SU‐FF‐T‐383: Prescription and Inverse Planning for Biologically Conformal Radiation Therapy

Purpose: It is well known that the spatial biology distribution in tumors and sensitive structures is heterogeneous. Recent progress in biological imaging is making the mapping of this distribution increasingly possible. The purpose of this work is to establish a framework for quantitatively incorporating the spatial biology data into IMRT inverse planning, and to show its advantage in enhancing the TCP while reducing the NTCP. Method and Materials: Based on a LQ model, we derive a general formula for determining the desired dose to each tumor voxel for a biology distribution characterized by the clonogen density, radiosensitivity, and proliferation rate. The desired dose distribution is used as the prescription for inverse planning. An objective function with the voxel‐dependent prescription is constructed with incorporation of the nonuniform dose prescription. The functional unit density distribution in a sensitive structure is also considered phenomenologically when constructing the objective function.

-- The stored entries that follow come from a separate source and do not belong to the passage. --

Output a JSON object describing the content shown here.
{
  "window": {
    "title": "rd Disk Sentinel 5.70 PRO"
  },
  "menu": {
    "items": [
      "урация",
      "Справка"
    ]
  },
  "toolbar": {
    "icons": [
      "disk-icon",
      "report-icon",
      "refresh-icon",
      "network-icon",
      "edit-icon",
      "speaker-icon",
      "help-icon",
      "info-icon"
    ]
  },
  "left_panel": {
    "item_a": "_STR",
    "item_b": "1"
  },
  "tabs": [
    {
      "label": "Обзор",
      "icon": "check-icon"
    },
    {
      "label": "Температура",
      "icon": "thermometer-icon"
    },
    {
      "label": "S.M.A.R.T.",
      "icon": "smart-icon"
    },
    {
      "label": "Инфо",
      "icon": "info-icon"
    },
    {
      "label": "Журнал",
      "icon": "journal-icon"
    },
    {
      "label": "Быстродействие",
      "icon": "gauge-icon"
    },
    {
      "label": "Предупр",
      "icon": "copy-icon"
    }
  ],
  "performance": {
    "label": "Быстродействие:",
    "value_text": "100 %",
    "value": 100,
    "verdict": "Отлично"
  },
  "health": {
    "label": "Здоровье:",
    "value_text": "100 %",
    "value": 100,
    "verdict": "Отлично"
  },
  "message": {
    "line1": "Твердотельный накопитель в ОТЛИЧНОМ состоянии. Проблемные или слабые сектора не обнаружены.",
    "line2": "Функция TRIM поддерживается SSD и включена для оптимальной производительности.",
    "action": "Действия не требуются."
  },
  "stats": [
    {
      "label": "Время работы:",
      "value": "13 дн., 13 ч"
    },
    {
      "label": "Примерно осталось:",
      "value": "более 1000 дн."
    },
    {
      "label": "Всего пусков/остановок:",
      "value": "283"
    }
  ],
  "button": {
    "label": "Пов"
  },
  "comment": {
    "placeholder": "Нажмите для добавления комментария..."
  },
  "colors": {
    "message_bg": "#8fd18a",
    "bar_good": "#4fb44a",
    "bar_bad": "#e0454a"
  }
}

Two cases with different known biology distributions are used to illustrate the new formalism. For comparison, treatments with uniform dose prescriptions and simultaneous integrated boost are also planned. The TCP and NTCP are calculated for each type of plans and the superiority of the proposed technique over the conventional dose escalation schemes is demonstrated. Results: Our calculations reveal that it is technically feasible to produce deliberately nonuniform dose distributions with consideration of biological information. Compared with the conventional dose escalation schemes, the new technique generates biologically conformal IMRT plans that significantly improve the TCP while reducing the NTCPs. Conclusion: Biologically conformal radiation therapy (BCRT) incorporates patient specific biological information and provides an outstanding opportunity for us to truly individualize radiation treatment. The proposed formalism lays technical foundation for BCRT and allows us to maximally exploit the technical capacity of IMRT to more intelligently escalate the radiation dose. This work was supported in part by NCI.